Keswick Block Calendar, 3rd January 2009
There is a tradition in evangelical circles of having calendars with Bible texts. The Keswick Block Calendar this year has not only a Bible text, but a couple of reflective sentences. The reflection for yesterday has about it a deeply Old Testament feel – God is God and will do as He will.
There seems an air of fatalism; what will be will be and there can be no explanation, at least not one that is comprehensible to human intellect. Perhaps there is also an integrity in asserting that the answers cannot be known; the church has for centuries attempted to explain things and has clearly failed, for people are no longer satisfied with the church’s answers. Perhaps all that can be said is that we believe because we believe. Ultimately, faith becomes about believing, regardless of what happens.
The late Gerald Priestland began his book The Case Against God, with a story told to him by Rabbi Hugo Gryn, whose uncle had been in a concentration camp.
In this camp there happened to be a group of particularly learned Jews, several of them rabbis.
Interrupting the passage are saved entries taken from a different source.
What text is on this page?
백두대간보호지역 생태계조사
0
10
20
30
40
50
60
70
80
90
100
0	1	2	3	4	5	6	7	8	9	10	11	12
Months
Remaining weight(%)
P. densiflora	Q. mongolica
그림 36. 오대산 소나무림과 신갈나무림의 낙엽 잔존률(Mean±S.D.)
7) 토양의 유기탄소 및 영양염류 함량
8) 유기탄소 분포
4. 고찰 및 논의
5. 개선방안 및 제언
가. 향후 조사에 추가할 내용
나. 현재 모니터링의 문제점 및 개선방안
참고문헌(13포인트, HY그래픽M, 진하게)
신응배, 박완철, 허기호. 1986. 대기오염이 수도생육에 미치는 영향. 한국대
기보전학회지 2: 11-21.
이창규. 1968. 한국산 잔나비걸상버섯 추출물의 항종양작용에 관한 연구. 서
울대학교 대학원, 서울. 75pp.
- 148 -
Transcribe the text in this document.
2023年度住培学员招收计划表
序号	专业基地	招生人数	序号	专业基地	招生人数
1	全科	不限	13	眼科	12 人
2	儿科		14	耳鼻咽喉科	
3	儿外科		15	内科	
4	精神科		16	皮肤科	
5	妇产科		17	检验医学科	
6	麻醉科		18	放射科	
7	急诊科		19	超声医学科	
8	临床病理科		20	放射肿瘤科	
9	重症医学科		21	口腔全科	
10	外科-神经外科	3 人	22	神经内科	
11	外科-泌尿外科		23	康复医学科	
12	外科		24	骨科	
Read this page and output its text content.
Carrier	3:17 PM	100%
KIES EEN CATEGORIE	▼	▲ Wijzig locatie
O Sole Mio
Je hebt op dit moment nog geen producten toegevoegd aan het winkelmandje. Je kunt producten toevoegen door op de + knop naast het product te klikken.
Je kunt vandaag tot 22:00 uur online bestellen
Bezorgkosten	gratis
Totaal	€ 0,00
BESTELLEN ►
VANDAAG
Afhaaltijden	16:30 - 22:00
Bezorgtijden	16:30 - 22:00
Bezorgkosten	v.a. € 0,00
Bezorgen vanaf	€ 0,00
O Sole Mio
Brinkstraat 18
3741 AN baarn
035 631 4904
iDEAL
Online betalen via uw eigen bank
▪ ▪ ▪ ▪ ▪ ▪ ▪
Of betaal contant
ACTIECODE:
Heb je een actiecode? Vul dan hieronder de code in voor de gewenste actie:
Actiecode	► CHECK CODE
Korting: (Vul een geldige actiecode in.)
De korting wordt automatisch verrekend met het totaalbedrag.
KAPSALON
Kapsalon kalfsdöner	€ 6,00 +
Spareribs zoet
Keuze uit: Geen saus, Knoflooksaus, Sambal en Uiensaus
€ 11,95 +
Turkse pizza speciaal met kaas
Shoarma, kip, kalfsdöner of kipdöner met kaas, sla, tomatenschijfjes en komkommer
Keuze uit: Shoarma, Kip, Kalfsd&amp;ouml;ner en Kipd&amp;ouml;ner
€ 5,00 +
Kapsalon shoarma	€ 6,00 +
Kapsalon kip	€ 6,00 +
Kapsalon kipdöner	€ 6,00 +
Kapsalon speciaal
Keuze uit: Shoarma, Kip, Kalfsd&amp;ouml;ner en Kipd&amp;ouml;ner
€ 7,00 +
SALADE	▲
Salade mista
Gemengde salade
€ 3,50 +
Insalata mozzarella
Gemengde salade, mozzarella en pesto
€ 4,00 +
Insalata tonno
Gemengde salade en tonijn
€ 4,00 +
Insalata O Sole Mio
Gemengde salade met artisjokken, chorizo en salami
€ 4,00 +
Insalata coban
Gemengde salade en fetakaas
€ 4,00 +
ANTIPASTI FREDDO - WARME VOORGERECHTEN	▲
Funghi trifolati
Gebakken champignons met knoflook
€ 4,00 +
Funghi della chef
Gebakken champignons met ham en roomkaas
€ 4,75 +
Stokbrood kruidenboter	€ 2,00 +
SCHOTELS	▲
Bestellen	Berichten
They had to work six-and-a-half days a week, but on Sunday afternoons they were left in relative peace. One such afternoon the learned Jews, in their despair, took up the notion of putting God on trial- not so outrageous as it may seem, for there is a Hebrew term meaning ‘to have a legal disputation with the Lord’. So witnesses came forward for the prosecution, there were others for the defence, and there was a bench of rabbis acting as judges.
The case for the prosecution was overwhelming. They had only to look at their condition. Their community was being wiped out; most of their families had already been destroyed; how could a good God permit this to happen? The case having been made and a desperate defence put up, the judges had little difficulty in reaching their verdict: the accused was guilty as charged – guilty of neglecting His chosen people. Silence fell upon the court, until one elderly inmate rose to his feet.
‘Nevertheless’, he said, ‘Let us not forget. It is time for our evening prayers’.
There is an intellectual honesty in admitting that the world does not correspond to our theology; that criticism and rejection of our faith are reasonable responses; that opponents of religion present a very convincing case; but that, nevertheless, we shall continue to say our prayers.